At Meryfeld’s insistence, Surgeon Holm was called to bleed the patient, but the sawbones’ expression was bleak by the time the procedure was finished. Unnerved, Potmoor summoned the town’s other medical practitioners — Rougham of Gonville, Lawrence of Winwick Hall and Eyer the apothecary. The physicians asked a number of embarrassingly personal questions, then retreated to consult their astrological tables. When their calculations were complete, more grim looks were exchanged, and the apothecary began to mix ingredients in a bowl, although with such a want of zeal that it was clear he thought he was wasting his time.

A desperate fear gripped Potmoor at that point, and he ordered his son Hugo to fetch Matthew Bartholomew. Although the most talented of the town’s medici, Potmoor had resisted asking him sooner because he was Stanmore’s brother-in-law. Potmoor did not know the physician well enough to say whether he had taken his kinsman’s side in the quarrel over the wharves, but he had been unwilling to take the chance. Now, thoroughly frightened, he would have accepted help from the Devil himself had it been offered.

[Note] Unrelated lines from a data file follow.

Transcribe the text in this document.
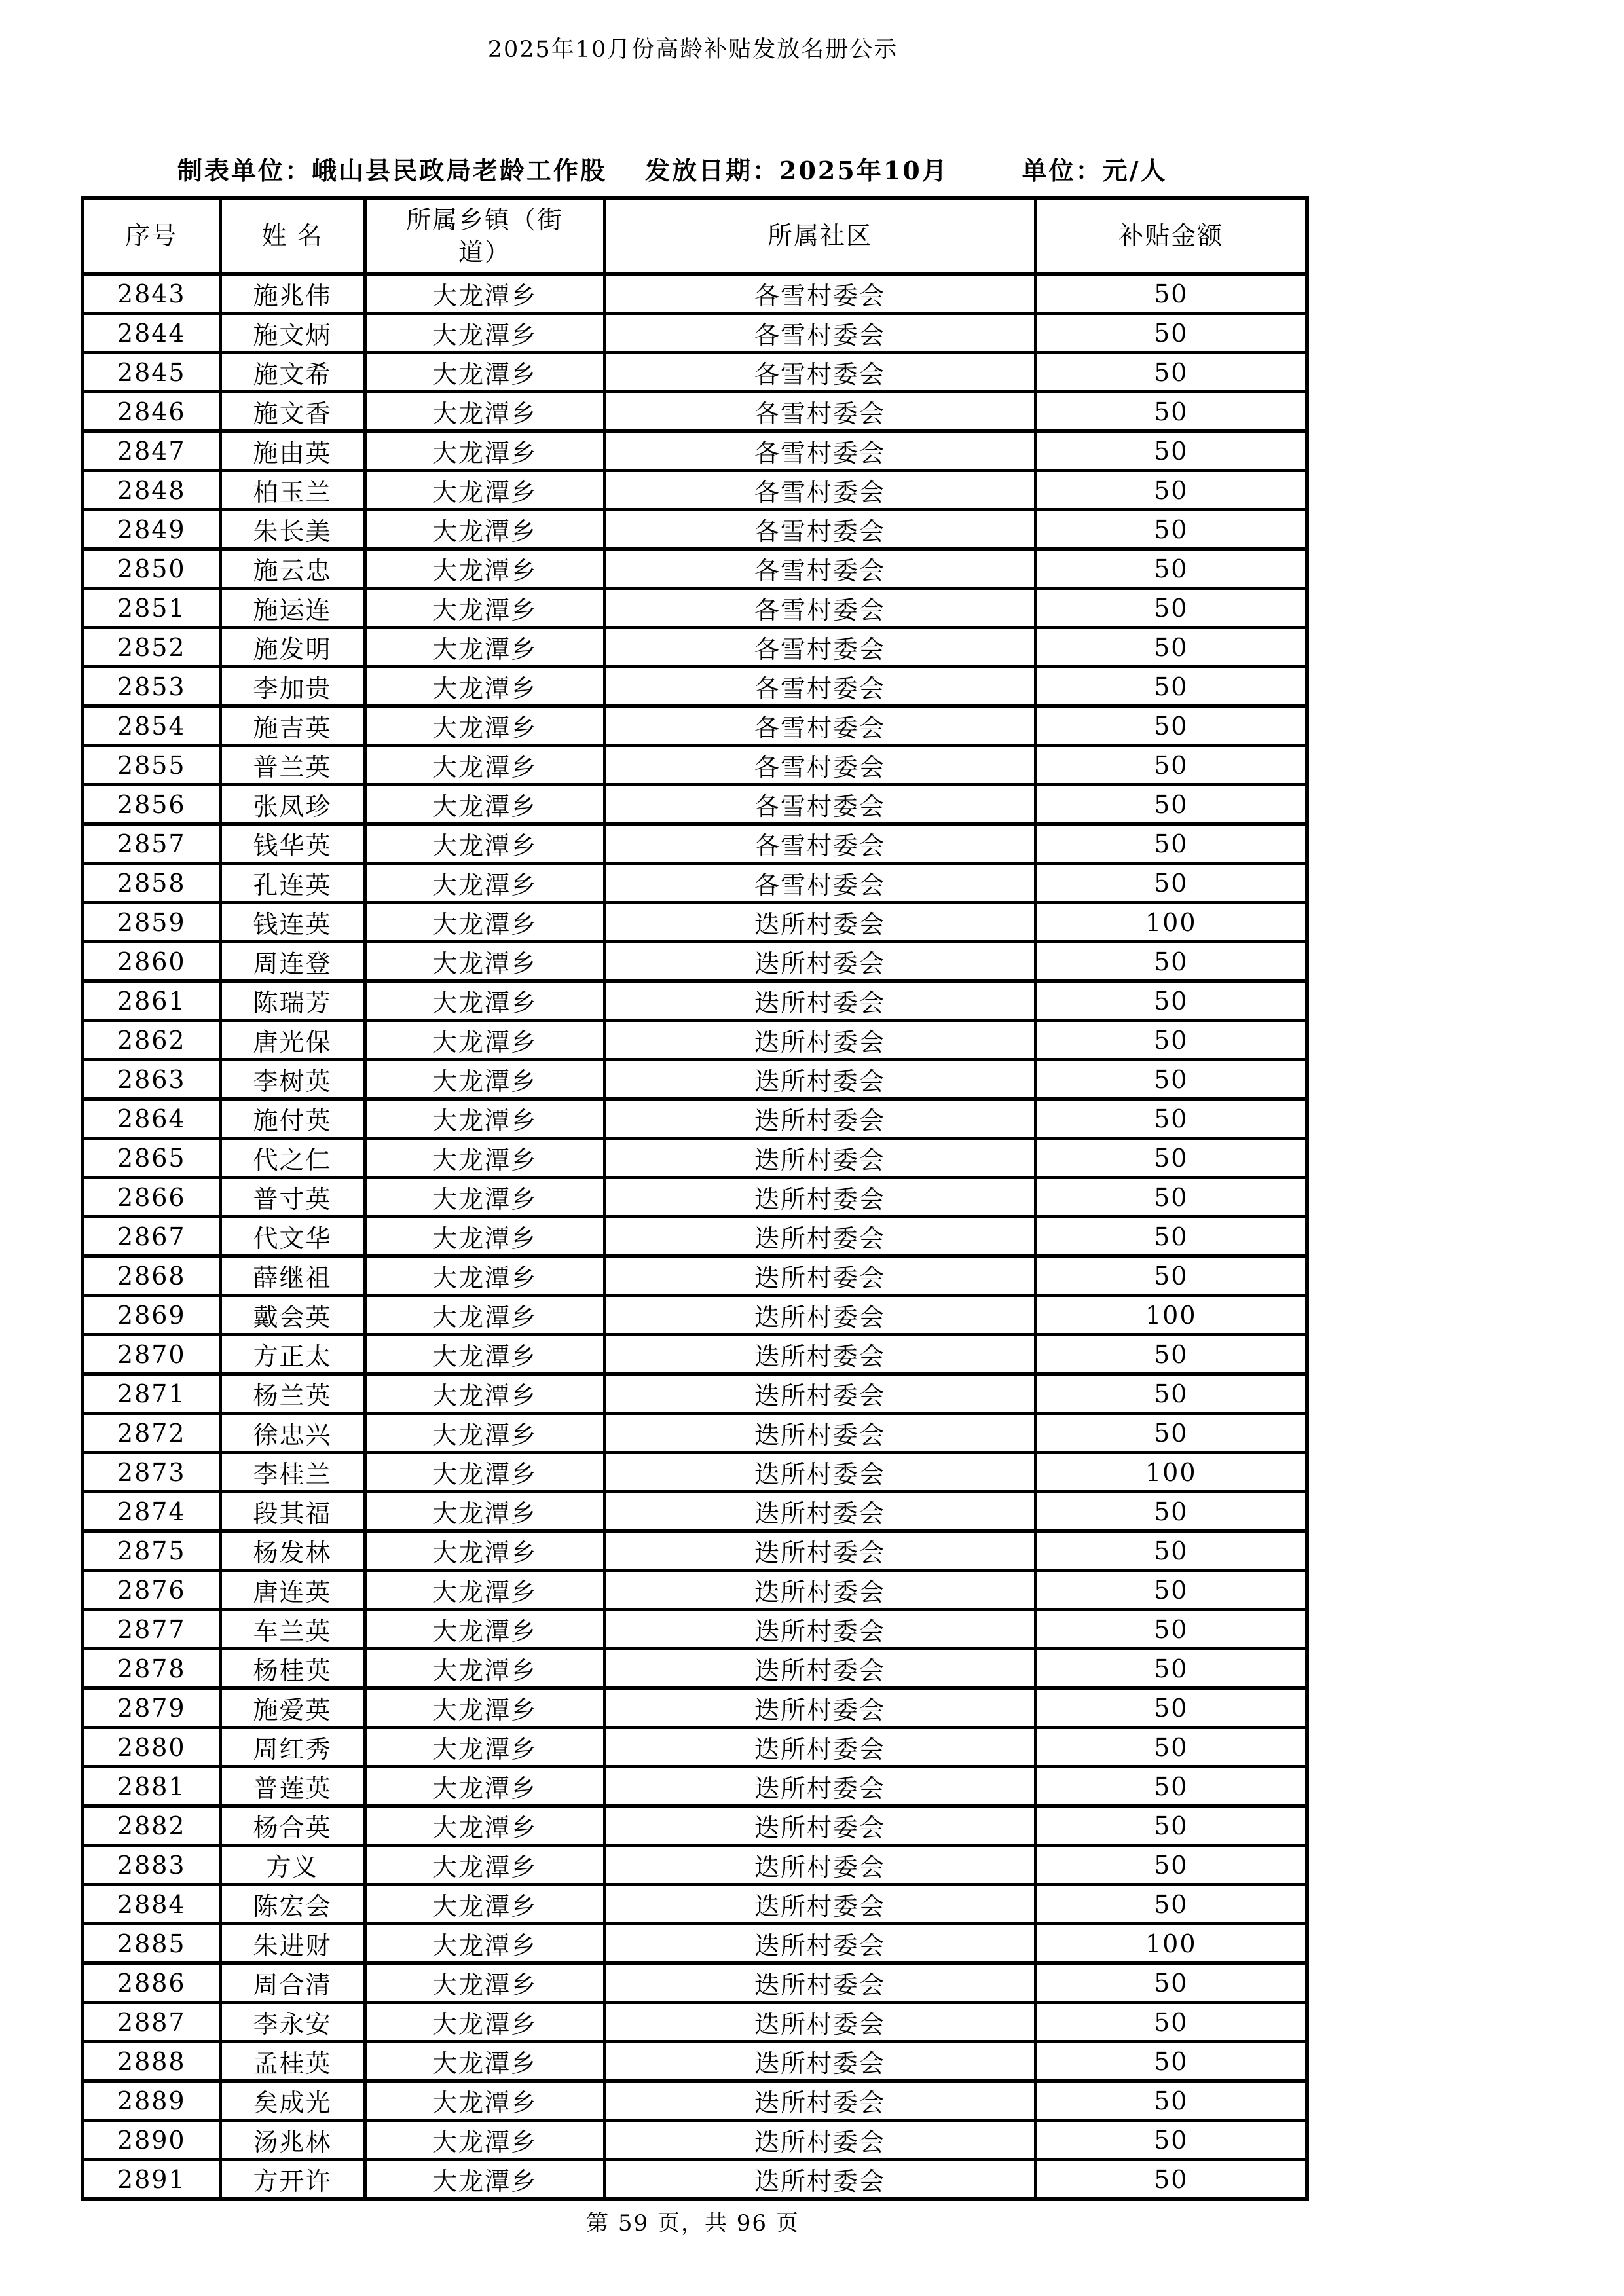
2025年10月份高龄补贴发放名册公示
制表单位：峨山县民政局老龄工作股 发放日期：2025年10月	单位：元/人
序号	姓 名	所属乡镇（街道）	所属社区	补贴金额
2843	施兆伟	大龙潭乡	各雪村委会	50
2844	施文炳	大龙潭乡	各雪村委会	50
2845	施文希	大龙潭乡	各雪村委会	50
2846	施文香	大龙潭乡	各雪村委会	50
2847	施由英	大龙潭乡	各雪村委会	50
2848	柏玉兰	大龙潭乡	各雪村委会	50
2849	朱长美	大龙潭乡	各雪村委会	50
2850	施云忠	大龙潭乡	各雪村委会	50
2851	施运连	大龙潭乡	各雪村委会	50
2852	施发明	大龙潭乡	各雪村委会	50
2853	李加贵	大龙潭乡	各雪村委会	50
2854	施吉英	大龙潭乡	各雪村委会	50
2855	普兰英	大龙潭乡	各雪村委会	50
2856	张凤珍	大龙潭乡	各雪村委会	50
2857	钱华英	大龙潭乡	各雪村委会	50
2858	孔连英	大龙潭乡	各雪村委会	50
2859	钱连英	大龙潭乡	迭所村委会	100
2860	周连登	大龙潭乡	迭所村委会	50
2861	陈瑞芳	大龙潭乡	迭所村委会	50
2862	唐光保	大龙潭乡	迭所村委会	50
2863	李树英	大龙潭乡	迭所村委会	50
2864	施付英	大龙潭乡	迭所村委会	50
2865	代之仁	大龙潭乡	迭所村委会	50
2866	普寸英	大龙潭乡	迭所村委会	50
2867	代文华	大龙潭乡	迭所村委会	50
2868	薛继祖	大龙潭乡	迭所村委会	50
2869	戴会英	大龙潭乡	迭所村委会	100
2870	方正太	大龙潭乡	迭所村委会	50
2871	杨兰英	大龙潭乡	迭所村委会	50
2872	徐忠兴	大龙潭乡	迭所村委会	50
2873	李桂兰	大龙潭乡	迭所村委会	100
2874	段其福	大龙潭乡	迭所村委会	50
2875	杨发林	大龙潭乡	迭所村委会	50
2876	唐连英	大龙潭乡	迭所村委会	50
2877	车兰英	大龙潭乡	迭所村委会	50
2878	杨桂英	大龙潭乡	迭所村委会	50
2879	施爱英	大龙潭乡	迭所村委会	50
2880	周红秀	大龙潭乡	迭所村委会	50
2881	普莲英	大龙潭乡	迭所村委会	50
2882	杨合英	大龙潭乡	迭所村委会	50
2883	方义	大龙潭乡	迭所村委会	50
2884	陈宏会	大龙潭乡	迭所村委会	50
2885	朱进财	大龙潭乡	迭所村委会	100
2886	周合清	大龙潭乡	迭所村委会	50
2887	李永安	大龙潭乡	迭所村委会	50
2888	孟桂英	大龙潭乡	迭所村委会	50
2889	矣成光	大龙潭乡	迭所村委会	50
2890	汤兆林	大龙潭乡	迭所村委会	50
2891	方开许	大龙潭乡	迭所村委会	50
第 59 页，共 96 页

Hugo rode to Cambridge as fast as his stallion would carry him, but heavy rain rendered the roads slick with mud on the way back, and Bartholomew was an abysmal horseman. Hugo was forced to curtail his speed — the physician would be of no use to anyone if he fell off and brained himself — so the return journey took far longer than it should have done.

They arrived at Chesterton eventually, and the pair hurried into the sickroom. It was eerily quiet. The other medici stood in a silent semicircle by the window, while Potmoor’s henchmen clustered together in mute consternation.

‘You are too late,’ said Surgeon Holm spitefully. He did not like Bartholomew, and was maliciously gratified that his colleague had braved the storm for nothing. ‘We did all we could.’

Hugo’s jaw dropped. ‘My father is dead? No!’

‘It is God’s will,’ said Meryfeld gently. ‘We shall help you to lay him out.’

‘Or better yet, recommend a suitable woman,’ said Rougham. It was very late, and he wanted to go home.

‘But he was perfectly well yesterday,’ wailed Hugo. ‘How can he have died so quickly?’

‘People do,’ said Lawrence, an elderly gentleman with white hair and a kindly smile. ‘It happens all the time.’

‘How do you know he is dead?’ demanded Hugo. ‘He might just be asleep.’

‘He is not breathing,’ explained Meryfeld patiently. ‘His eyes are glazed, he is cold and he is stiff. All these are sure signs that the life has left him.’